Commons : Erhard Milch  - Collection of pictures, videos and audio files

Individual evidence

  1. ^ Anita Bunyan: Half-shadows of the Reich March 21, 2003, in: Times Higher Education
  2. a b c Ernst Klee : The dictionary of persons on the Third Reich. Who was what before and after 1945. 2nd edition. Fischer, Frankfurt am Main 2005, p. 412.
  3. see also Ernst Stilla: The air force in the fight for air supremacy. Decisive influencing factors in the defeat of the Luftwaffe in the defensive battle in the West and over Germany in the Second World War with special consideration of the factors “air armament”, “research and development” and “human resources”. Dissertation 2005 (pp. 118–121: The reorganization of air armament under milk ).
  4. Gerd R. Ueberschär , Winfried Vogel : Serving and earning. Hitler's gifts to his elites. Frankfurt 1999, ISBN 3-10-086002-0 .
  5. see also in the Stilla dissertation, chap. III 3 (p. 222 ff.): The vicious circle of the Luftwaffe - cause and effect.
  6. Friedhelm Kröll: The trial against Erhard Milch. In: Gerd Ueberschär (Ed.): National Socialism in Front of a Court ... Frankfurt am Main 1999, ISBN 3-596-13589-3 , p. 89.
  7. Friedhelm Kröll: The trial against Erhard Milch. In: Gerd Ueberschär (Ed.): National Socialism in Front of a Court ... Frankfurt am Main 1999, ISBN 3-596-13589-3 , p. 89.
  8. IMT. Volume 9/10, pp. 108/109. (Hearing on March 11, 1946).
  9. Horst Boog: Erhard Milch - The architect of the air force . In: Ronald Smelser, Enrico Syring (ed.): The military elite of the Third Reich , 2nd edition, Ullstein, Berlin 1998, p. 366, 350–352, quoted. 352.
  10. Bryan M. Rigg: Hitler's Jewish soldiers. Paderborn 2003, ISBN 3-506-70115-0 .
  11. Erich Kuss: The Breslau family Milch and their Jewish or German descendants. Shaker, Aachen 2016, ISBN 978-3-8440-4727-1 .
  12. Friedhelm Kröll: The trial against Erhard Milch. In: Gerd Ueberschär (Ed.): National Socialism in Front of a Court ... Frankfurt am Main 1999, ISBN 3-596-13589-3 , p. 96.
  13. Christian Sprang, Matthias Nöllke: From the mouse. Unusual obituaries.

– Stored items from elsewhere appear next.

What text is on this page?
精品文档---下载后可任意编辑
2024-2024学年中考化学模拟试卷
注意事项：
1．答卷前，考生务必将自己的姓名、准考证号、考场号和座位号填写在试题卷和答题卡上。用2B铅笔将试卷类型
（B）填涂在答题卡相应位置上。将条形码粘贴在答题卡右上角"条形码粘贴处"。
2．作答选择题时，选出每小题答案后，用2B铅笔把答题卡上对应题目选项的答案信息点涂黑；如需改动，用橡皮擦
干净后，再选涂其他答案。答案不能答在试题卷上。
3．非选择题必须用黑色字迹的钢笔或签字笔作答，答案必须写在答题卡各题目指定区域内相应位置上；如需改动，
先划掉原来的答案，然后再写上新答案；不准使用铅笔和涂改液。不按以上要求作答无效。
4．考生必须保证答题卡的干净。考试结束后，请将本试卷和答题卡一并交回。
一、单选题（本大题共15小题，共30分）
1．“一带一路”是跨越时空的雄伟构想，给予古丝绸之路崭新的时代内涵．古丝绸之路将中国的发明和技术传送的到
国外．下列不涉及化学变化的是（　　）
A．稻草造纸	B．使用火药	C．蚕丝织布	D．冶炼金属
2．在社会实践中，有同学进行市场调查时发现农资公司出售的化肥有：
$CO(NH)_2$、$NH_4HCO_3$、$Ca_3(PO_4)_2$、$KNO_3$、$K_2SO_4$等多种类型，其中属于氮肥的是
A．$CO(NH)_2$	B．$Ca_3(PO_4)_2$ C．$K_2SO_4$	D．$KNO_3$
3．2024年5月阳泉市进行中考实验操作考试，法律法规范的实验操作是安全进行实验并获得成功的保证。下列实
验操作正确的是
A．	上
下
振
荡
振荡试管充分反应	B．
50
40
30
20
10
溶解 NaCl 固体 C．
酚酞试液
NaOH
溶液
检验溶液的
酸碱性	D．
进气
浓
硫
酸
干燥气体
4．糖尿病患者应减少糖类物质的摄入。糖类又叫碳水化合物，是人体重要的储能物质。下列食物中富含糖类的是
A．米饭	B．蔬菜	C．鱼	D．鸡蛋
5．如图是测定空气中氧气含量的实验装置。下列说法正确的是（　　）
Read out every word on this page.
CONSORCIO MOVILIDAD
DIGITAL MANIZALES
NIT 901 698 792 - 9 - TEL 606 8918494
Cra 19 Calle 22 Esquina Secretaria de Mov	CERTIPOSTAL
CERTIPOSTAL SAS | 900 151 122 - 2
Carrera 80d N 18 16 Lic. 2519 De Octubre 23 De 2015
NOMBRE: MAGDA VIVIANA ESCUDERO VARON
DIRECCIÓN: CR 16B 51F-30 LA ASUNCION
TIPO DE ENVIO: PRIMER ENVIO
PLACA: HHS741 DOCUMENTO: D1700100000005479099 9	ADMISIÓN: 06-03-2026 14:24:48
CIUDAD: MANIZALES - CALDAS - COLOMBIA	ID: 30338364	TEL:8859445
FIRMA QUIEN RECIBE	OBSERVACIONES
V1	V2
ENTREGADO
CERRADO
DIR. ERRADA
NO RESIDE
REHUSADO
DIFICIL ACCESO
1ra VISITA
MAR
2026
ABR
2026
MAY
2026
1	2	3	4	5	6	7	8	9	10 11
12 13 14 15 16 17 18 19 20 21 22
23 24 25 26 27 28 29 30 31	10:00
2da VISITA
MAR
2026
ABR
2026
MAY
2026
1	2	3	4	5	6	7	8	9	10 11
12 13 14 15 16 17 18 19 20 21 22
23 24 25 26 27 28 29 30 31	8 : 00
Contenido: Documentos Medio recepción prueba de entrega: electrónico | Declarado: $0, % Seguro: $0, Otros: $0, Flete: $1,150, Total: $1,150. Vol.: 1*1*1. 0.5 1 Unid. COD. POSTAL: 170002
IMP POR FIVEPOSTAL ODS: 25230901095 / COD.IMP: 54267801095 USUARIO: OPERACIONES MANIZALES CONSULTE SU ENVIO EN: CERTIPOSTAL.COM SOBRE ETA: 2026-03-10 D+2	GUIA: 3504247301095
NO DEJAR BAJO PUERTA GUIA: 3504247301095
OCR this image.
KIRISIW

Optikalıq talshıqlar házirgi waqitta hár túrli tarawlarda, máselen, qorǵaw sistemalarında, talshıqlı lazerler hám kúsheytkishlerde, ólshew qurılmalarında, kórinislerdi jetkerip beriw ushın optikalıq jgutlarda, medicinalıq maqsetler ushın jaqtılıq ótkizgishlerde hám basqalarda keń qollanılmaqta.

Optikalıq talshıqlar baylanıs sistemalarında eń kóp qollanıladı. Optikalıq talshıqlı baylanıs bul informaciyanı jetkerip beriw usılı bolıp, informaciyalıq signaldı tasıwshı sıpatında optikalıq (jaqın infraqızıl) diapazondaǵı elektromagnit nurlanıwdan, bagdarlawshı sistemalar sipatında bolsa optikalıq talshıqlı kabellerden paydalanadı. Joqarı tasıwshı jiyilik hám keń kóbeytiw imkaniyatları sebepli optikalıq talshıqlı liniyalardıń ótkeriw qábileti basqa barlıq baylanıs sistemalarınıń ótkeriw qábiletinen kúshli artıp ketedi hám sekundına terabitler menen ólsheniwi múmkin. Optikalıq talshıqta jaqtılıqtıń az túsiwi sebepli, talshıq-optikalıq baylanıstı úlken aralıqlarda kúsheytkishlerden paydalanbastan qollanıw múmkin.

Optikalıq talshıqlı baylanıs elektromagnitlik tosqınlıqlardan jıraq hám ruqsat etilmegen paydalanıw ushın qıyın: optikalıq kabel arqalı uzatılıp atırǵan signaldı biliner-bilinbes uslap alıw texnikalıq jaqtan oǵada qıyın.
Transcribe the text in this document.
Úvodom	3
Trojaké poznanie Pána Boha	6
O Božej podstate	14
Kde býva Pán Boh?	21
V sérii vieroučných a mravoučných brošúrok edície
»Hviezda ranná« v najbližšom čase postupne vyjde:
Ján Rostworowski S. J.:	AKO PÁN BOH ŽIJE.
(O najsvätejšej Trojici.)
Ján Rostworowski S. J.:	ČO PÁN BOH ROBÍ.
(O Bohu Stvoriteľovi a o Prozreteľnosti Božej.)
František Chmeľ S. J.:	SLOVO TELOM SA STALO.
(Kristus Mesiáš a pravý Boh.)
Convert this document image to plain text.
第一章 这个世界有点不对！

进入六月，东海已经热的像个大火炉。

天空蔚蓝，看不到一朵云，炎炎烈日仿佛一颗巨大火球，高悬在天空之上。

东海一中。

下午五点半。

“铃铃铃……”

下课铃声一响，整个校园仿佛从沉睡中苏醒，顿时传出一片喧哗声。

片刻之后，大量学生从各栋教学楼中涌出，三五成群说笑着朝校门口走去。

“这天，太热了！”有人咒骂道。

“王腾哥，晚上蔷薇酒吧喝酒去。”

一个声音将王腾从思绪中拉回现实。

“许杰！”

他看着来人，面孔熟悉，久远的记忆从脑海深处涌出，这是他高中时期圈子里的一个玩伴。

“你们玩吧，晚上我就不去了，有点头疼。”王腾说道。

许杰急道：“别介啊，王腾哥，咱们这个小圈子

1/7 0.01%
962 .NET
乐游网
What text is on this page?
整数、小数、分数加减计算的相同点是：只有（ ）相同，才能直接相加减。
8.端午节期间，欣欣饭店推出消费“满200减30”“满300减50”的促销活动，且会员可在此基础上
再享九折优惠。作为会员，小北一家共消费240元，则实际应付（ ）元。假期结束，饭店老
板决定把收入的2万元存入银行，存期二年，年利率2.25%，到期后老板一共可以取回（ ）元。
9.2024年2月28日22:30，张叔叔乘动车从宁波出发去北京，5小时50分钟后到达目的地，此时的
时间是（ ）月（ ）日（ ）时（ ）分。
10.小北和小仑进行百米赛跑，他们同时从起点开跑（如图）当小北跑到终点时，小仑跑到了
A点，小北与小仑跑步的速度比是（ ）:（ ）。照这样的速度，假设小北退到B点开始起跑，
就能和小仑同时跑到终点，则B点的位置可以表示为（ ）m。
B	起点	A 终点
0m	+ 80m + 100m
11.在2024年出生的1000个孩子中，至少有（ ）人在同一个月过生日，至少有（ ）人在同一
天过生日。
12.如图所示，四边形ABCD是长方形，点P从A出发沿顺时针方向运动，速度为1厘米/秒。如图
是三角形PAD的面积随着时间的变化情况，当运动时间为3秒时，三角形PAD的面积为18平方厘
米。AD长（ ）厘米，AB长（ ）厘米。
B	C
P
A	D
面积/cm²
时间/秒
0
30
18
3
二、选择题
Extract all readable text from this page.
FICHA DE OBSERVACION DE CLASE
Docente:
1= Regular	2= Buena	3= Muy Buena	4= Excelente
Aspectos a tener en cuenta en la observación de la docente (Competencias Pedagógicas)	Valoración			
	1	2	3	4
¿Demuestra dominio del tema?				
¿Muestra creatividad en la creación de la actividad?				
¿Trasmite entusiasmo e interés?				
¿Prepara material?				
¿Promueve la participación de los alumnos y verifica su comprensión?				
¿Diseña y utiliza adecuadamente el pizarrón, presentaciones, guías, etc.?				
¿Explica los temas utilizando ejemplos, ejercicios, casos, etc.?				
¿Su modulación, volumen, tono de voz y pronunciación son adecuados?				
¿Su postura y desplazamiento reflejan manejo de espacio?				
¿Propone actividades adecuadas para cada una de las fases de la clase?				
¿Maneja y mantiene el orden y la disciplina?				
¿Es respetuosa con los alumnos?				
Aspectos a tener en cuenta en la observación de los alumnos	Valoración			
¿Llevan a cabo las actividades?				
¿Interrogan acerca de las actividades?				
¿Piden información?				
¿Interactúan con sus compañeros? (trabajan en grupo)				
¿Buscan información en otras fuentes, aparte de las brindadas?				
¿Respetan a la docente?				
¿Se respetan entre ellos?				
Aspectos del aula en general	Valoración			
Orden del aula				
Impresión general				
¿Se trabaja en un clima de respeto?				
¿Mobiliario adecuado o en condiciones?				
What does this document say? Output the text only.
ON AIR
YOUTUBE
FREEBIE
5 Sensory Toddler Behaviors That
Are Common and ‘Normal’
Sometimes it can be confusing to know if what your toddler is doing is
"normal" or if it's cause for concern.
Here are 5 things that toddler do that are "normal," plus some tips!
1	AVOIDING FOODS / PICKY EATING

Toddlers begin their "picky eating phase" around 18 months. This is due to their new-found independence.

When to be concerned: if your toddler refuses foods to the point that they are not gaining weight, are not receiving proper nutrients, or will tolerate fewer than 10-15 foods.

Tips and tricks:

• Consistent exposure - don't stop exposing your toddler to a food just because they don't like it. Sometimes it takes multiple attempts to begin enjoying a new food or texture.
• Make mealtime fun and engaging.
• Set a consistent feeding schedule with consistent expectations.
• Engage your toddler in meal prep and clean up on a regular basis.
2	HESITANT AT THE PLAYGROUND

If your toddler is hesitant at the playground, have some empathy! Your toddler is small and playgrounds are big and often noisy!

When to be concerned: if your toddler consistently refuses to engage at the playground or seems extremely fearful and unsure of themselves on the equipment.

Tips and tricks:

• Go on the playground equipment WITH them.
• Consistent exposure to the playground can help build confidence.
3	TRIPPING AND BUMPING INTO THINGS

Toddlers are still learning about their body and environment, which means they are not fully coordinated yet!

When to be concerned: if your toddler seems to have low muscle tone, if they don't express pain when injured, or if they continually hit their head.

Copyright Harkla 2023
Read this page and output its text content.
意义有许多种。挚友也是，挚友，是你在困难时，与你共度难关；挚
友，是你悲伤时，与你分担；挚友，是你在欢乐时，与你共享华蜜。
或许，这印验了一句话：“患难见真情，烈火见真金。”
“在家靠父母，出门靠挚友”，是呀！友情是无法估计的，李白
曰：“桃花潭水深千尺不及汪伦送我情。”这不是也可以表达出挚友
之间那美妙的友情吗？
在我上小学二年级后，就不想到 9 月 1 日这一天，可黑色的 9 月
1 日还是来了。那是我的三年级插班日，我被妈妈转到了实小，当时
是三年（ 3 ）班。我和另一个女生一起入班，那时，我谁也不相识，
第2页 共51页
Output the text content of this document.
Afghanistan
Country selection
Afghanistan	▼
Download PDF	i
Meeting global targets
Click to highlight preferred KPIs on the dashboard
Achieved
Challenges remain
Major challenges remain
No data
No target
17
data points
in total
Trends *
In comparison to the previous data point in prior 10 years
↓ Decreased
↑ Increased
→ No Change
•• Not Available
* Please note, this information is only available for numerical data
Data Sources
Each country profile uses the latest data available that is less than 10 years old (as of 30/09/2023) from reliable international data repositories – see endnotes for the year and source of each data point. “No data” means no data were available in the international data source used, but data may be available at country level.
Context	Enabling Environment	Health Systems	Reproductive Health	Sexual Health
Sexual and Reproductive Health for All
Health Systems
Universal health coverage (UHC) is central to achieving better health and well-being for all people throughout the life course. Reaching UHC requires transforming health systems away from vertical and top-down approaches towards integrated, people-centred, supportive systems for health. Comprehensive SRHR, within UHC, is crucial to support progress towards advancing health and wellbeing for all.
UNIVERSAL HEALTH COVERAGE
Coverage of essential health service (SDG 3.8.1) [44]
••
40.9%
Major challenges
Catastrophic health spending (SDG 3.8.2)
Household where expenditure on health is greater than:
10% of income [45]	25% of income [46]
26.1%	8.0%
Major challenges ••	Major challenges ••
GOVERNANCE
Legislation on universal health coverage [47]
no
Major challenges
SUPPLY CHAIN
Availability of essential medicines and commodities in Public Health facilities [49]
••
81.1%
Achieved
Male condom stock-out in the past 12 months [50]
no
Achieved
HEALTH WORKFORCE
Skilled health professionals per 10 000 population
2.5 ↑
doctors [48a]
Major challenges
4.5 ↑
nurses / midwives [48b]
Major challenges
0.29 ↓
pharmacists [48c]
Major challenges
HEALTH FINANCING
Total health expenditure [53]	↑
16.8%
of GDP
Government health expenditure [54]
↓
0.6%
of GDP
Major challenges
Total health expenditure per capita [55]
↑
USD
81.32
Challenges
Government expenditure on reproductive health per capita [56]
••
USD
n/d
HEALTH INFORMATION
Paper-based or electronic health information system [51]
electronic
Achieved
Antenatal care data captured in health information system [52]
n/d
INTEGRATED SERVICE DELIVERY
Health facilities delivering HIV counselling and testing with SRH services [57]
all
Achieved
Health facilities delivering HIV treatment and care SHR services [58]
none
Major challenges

Kiepenheuer & Witsch, Cologne 2009, ISBN 978-3-462-04157-6 , p. 113.
  14. Mention of the sub-prime minister Erhard Milch in the official gazette of the Royal Government of Stralsund
  15. a b c d e f g h i j k l m n o p q r s t u v w x y z aa from award dates according to Milch, Erhard (inventory). Retrieved on March 16, 2019 (information in the German Digital Library based on information from the German Federal Archives).
  16. Klaus D. Patzwall : The Golden Party Badge and its Honorary Awards 1934-1944, Studies of the History of Awards Volume 4 , Verlag Klaus D. Patzwall, Norderstedt 2004, ISBN 3-931533-50-6 , p. 27
  17. Veit Scherzer : Knight's Cross bearers 1939-1945. The holders of the Iron Cross of the Army, Air Force, Navy, Waffen-SS, Volkssturm and armed forces allied with Germany according to the documents of the Federal Archives. 2nd Edition. Scherzers Militaer-Verlag, Ranis / Jena 2007, ISBN 978-3-938845-17-2 , p. 545.